Młoda ma renówke przeciez ale taniej wychodzi pugiem jazda wiec jeździła 405, a teraz no cóż bedzie musiała długo sie starac by dostac by odzyskac zaufanie do pyzi
BTW zderzak ze spryskiwaczami zamówiony
Aha moze ktos chce moje lampy angele-nie ucierpiały w stłuczce?? Do ceny sie dogadamy...

A oto postępy dzisiejszej pracy:


Jak widać tragedii nie było jedynie zderzak i belka do wyjeb**:)

Plac zabaw
No i na końcu przy zakładaniu drugiego zderzaka (ory), okazało sie ze nie ma zaczepów, a co gorsze te mocowania do zaczepów to jednorazowe sa, wiec nie było jak przymocowac zaczepów do zderzaka Ale szybki pomysł wpadł do głowy i pojechałem do auto-szyb gdzie zakupiłem klej do szyb za całe 20PLN. Miejsca zaczepów wyczyszczone i odtłuszczone a teraz sobie bedzie schło 24h.
Oto efekt końcowy bez zderzaka wygląda tak:

Całkowity koszt remontu to 20PLN na klej do szyb
e to dla pyzi prawie nic sie nie stało...
Młody, piękne masz te światła, ile za nie chcesz?
Powiedzmy 400PLN, ale zawsze mozna sie cuś dogadac

moze ktos chce moje lampy angele-nie ucierpiały w stłuczce?? Do ceny sie dogadamy...
juz kiedys gadalismy to powiedziales ze nie sprzedajesz
pisz na gg jak nieprzesadzisz z cena to moze? bo wiem ile dales za nie hehehhe
Słuchajcie sprawa wygląda tak:
Jak pisałem sa do wymiany diody LED, bo jak robiłem te lampy dla siebie to baba sprzedała mi pare szt 3V a nie 12V i sie wysypały:/ Zrobienie tego nie zajmie wiecej niz 2h, do tego nie ma z tyłu zaślepek i nie pomyślałęm o tym i sie dostał syfek na lustra Generalnie to tak: Lamp nie sprzedam za mniej niz 350zł do wsadzenia jest w nie tak: jesli ktos chce regenerowac lustra to jest koszt 100zł/kpl a do tego diody, 11szt jak pamietam chyba po 1zł sa za szt.
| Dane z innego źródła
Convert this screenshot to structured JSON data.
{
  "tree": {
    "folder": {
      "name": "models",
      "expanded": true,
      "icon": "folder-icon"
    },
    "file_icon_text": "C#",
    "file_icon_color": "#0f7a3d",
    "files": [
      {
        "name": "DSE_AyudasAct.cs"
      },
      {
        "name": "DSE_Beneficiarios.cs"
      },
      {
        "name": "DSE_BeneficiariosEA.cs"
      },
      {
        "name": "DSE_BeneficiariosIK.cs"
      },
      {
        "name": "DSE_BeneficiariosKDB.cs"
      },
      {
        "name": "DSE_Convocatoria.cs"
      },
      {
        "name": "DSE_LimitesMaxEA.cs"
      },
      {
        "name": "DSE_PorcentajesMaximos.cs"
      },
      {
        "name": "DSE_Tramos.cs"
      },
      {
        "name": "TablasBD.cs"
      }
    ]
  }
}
Mozemy sie tez tak umowic ze ja zrobie te lampy na cacy ze beda piekne i działające ale wtedy sprzedam za 500PLN i przesyłka na moj koszt. Niechce nikogo na mine wsadzic bo daleko mi od tego, a te 3 zainteresowane osoby niech sie głęboko zastanowią żeby nie było niedomówień...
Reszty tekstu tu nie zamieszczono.